[SPARK-14610][ML] Remove superfluous split for continuous features in decision tree training

## What changes were proposed in this pull request? A nonsensical split is produced from method `findSplitsForContinuousFeature` for decision trees. This PR removes the superfluous split and updates unit tests accordingly. Additionally, an assertion to check that the number of found splits is `> 0` is removed, and instead features with zero possible splits are ignored. ## How was this patch tested? A unit test was added to check that finding splits for a constant feature produces an empty array. Author: sethah <seth.hendrickson16@gmail.com> Closes #12374 from sethah/SPARK-14610.
author: sethah <seth.hendrickson16@gmail.com> 2016-10-10 17:04:11 -0700
committer: Joseph K. Bradley <joseph@databricks.com> 2016-10-10 17:04:11 -0700
commit: 03c40202f36ea9fc93071b79fed21ed3f2190ba1 (patch)
tree: 98637ce4a1d323fec0ac849095a41ac3690f4c64 /mllib/src/main
parent: 29f186bfdf929b1e8ffd8e33ee37b76d5dc5af53 (diff)
download: spark-03c40202f36ea9fc93071b79fed21ed3f2190ba1.tar.gz
spark-03c40202f36ea9fc93071b79fed21ed3f2190ba1.tar.bz2
spark-03c40202f36ea9fc93071b79fed21ed3f2190ba1.zip
1 files changed, 15 insertions, 16 deletions
diff --git a/mllib/src/main/scala/org/apache/spark/ml/tree/impl/RandomForest.scala b/mllib/src/main/scala/org/apache/spark/ml/tree/impl/RandomForest.scala
index 0b7ad92b3c..b504f411d2 100644
--- a/mllib/src/main/scala/org/apache/spark/ml/tree/impl/RandomForest.scala
+++ b/mllib/src/main/scala/org/apache/spark/ml/tree/impl/RandomForest.scala
@@ -705,14 +705,17 @@ private[spark] object RandomForest extends Logging {
       node.stats
     }
 
+    val validFeatureSplits =
+      Range(0, binAggregates.metadata.numFeaturesPerNode).view.map { featureIndexIdx =>
+        featuresForNode.map(features => (featureIndexIdx, features(featureIndexIdx)))
+          .getOrElse((featureIndexIdx, featureIndexIdx))
+      }.withFilter { case (_, featureIndex) =>
+        binAggregates.metadata.numSplits(featureIndex) != 0
+      }
+
     // For each (feature, split), calculate the gain, and select the best (feature, split).

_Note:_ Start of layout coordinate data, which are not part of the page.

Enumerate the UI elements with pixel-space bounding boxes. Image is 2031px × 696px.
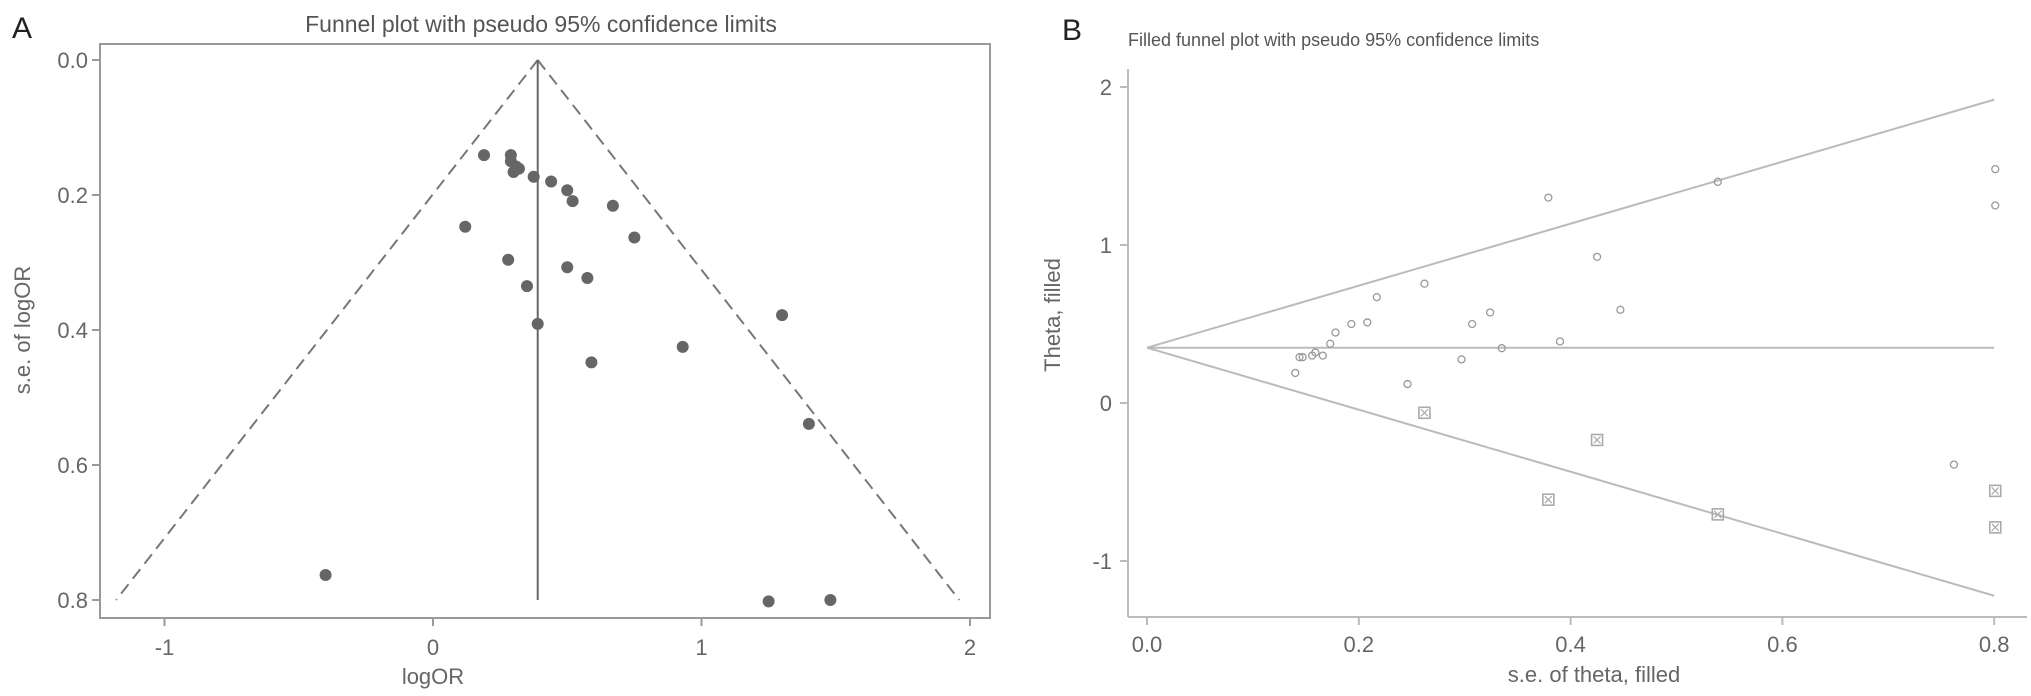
observed-study-point xyxy=(1457,355,1466,364)
y-tick-label: 1 xyxy=(1100,233,1112,258)
filled-funnel-plot: Filled funnel plot with pseudo 95% confi… xyxy=(1040,30,2027,687)
panel-label-b: B xyxy=(1062,14,1082,47)
square-marker xyxy=(1542,493,1555,506)
x-axis-label: s.e. of theta, filled xyxy=(1508,662,1680,687)
square-marker xyxy=(1711,508,1725,521)
x-tick-label: 1 xyxy=(695,635,707,660)
observed-study-point xyxy=(1949,460,1959,469)
observed-study-point xyxy=(1592,252,1602,262)
y-axis-label: s.e. of logOR xyxy=(10,266,35,394)
data-point xyxy=(502,253,515,266)
x-tick-label: -1 xyxy=(155,635,175,660)
observed-study-point xyxy=(1318,351,1327,360)
observed-study-point xyxy=(1372,292,1381,302)
observed-study-point xyxy=(1420,279,1429,288)
y-tick-label: 0.6 xyxy=(57,453,88,478)
imputed-study-point xyxy=(1711,508,1725,521)
observed-study-point xyxy=(1331,328,1340,337)
observed-study-point xyxy=(1291,368,1300,378)
data-point xyxy=(566,195,579,208)
upper-confidence-limit xyxy=(536,59,961,601)
y-tick-label: 0.2 xyxy=(57,183,88,208)
upper-confidence-limit xyxy=(1146,98,1995,349)
y-axis-label: Theta, filled xyxy=(1040,258,1065,372)
observed-study-point xyxy=(1713,177,1722,186)
data-point xyxy=(478,149,491,162)
data-point xyxy=(512,162,525,175)
y-tick-label: 2 xyxy=(1100,75,1112,100)
data-point xyxy=(776,309,789,322)
imputed-study-point xyxy=(1418,406,1431,420)
chart-title: Filled funnel plot with pseudo 95% confi… xyxy=(1128,30,1539,50)
data-point xyxy=(531,317,544,330)
imputed-study-point xyxy=(1542,493,1555,506)
data-point xyxy=(581,272,594,285)
y-tick-label: -1 xyxy=(1092,549,1112,574)
data-point xyxy=(459,220,472,233)
square-marker xyxy=(1418,406,1431,420)
data-point xyxy=(520,280,533,293)
observed-study-point xyxy=(1298,353,1307,362)
x-tick-label: 0.8 xyxy=(1979,632,2010,657)
x-tick-label: 0.2 xyxy=(1344,632,1375,657)
imputed-study-point xyxy=(1590,433,1604,447)
square-marker xyxy=(1988,484,2002,498)
observed-study-point xyxy=(1991,201,2000,210)
data-point xyxy=(606,199,619,212)
square-marker xyxy=(1988,521,2002,534)
data-point xyxy=(545,175,558,188)
observed-study-point xyxy=(1555,337,1565,346)
observed-study-point xyxy=(1311,348,1320,357)
square-marker xyxy=(1590,433,1604,447)
data-point xyxy=(585,356,598,369)
lower-confidence-limit xyxy=(115,59,539,601)
observed-study-point xyxy=(1363,318,1372,327)
x-tick-label: 0.0 xyxy=(1132,632,1163,657)
observed-study-point xyxy=(1497,344,1506,353)
observed-study-point xyxy=(1467,319,1477,329)
x-axis-label: logOR xyxy=(402,664,464,689)
data-point xyxy=(802,417,815,430)
chart-title: Funnel plot with pseudo 95% confidence l… xyxy=(305,11,777,37)
panel-label-a: A xyxy=(12,12,32,45)
y-tick-label: 0.4 xyxy=(57,318,88,343)
funnel-plot: Funnel plot with pseudo 95% confidence l… xyxy=(10,11,991,689)
cross-marker xyxy=(1593,436,1601,444)
y-tick-label: 0.8 xyxy=(57,588,88,613)
cross-marker xyxy=(1991,486,2000,495)
y-tick-label: 0 xyxy=(1100,391,1112,416)
x-tick-label: 0.4 xyxy=(1555,632,1586,657)
data-point xyxy=(762,595,775,608)
imputed-study-point xyxy=(1988,521,2002,534)
observed-study-point xyxy=(1616,305,1625,314)
lower-confidence-limit xyxy=(1146,346,1995,597)
data-point xyxy=(824,594,837,606)
observed-study-point xyxy=(1403,379,1412,389)
data-point xyxy=(628,231,641,244)
observed-study-point xyxy=(1295,353,1304,362)
x-tick-label: 2 xyxy=(964,635,976,660)
data-point xyxy=(676,340,689,353)
observed-study-point xyxy=(1485,308,1495,317)
cross-marker xyxy=(1713,510,1722,519)
cross-marker xyxy=(1544,495,1553,504)
data-point xyxy=(561,261,574,274)
observed-study-point xyxy=(1991,165,2000,174)
x-tick-label: 0 xyxy=(427,635,439,660)
x-tick-label: 0.6 xyxy=(1767,632,1798,657)
cross-marker xyxy=(1991,523,2000,532)
observed-study-point xyxy=(1347,319,1356,329)
data-point xyxy=(561,184,574,197)
imputed-study-point xyxy=(1988,484,2002,498)
data-point xyxy=(319,569,332,582)
data-point xyxy=(527,170,540,183)
plot-frame xyxy=(99,43,991,619)
observed-study-point xyxy=(1326,339,1335,348)
observed-study-point xyxy=(1544,193,1553,202)
cross-marker xyxy=(1420,408,1429,417)
y-tick-label: 0.0 xyxy=(57,48,88,73)
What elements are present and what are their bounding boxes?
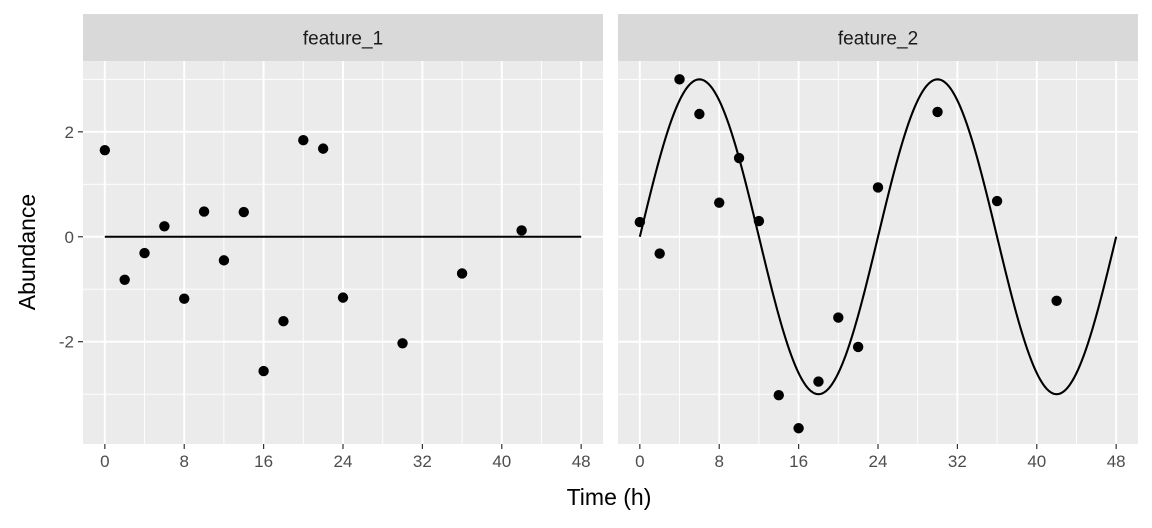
- data-point: [139, 247, 150, 259]
- data-point: [634, 216, 646, 228]
- data-point: [258, 365, 269, 377]
- y-axis-title: Abundance: [14, 194, 40, 310]
- x-tick-label: 0: [635, 452, 644, 471]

     val (bestSplit, bestSplitStats) =
-      Range(0, binAggregates.metadata.numFeaturesPerNode).map { featureIndexIdx =>
-        val featureIndex = if (featuresForNode.nonEmpty) {
-          featuresForNode.get.apply(featureIndexIdx)
-        } else {
-          featureIndexIdx
-        }
+      validFeatureSplits.map { case (featureIndexIdx, featureIndex) =>
         val numSplits = binAggregates.metadata.numSplits(featureIndex)
         if (binAggregates.metadata.isContinuous(featureIndex)) {
           // Cumulative sum (scanLeft) of bin statistics.
@@ -966,7 +969,7 @@ private[spark] object RandomForest extends Logging {
    *                 NOTE: `metadata.numbins` will be changed accordingly
    *                       if there are not enough splits to be found
    * @param featureIndex feature index to find splits
-   * @return array of splits
+   * @return array of split thresholds
    */
   private[tree] def findSplitsForContinuousFeature(
       featureSamples: Iterable[Double],
@@ -975,7 +978,9 @@ private[spark] object RandomForest extends Logging {
     require(metadata.isContinuous(featureIndex),
       "findSplitsForContinuousFeature can only be used to find splits for a continuous feature.")
 
-    val splits = {
+    val splits = if (featureSamples.isEmpty) {
+      Array.empty[Double]
+    } else {
       val numSplits = metadata.numSplits(featureIndex)
 
       // get count for each distinct value
@@ -987,9 +992,9 @@ private[spark] object RandomForest extends Logging {
       val valueCounts = valueCountMap.toSeq.sortBy(_._1).toArray
 
       // if possible splits is not enough or just enough, just return all possible splits
-      val possibleSplits = valueCounts.length
+      val possibleSplits = valueCounts.length - 1
       if (possibleSplits <= numSplits) {
-        valueCounts.map(_._1)
+        valueCounts.map(_._1).init
       } else {
         // stride between splits
         val stride: Double = numSamples.toDouble / (numSplits + 1)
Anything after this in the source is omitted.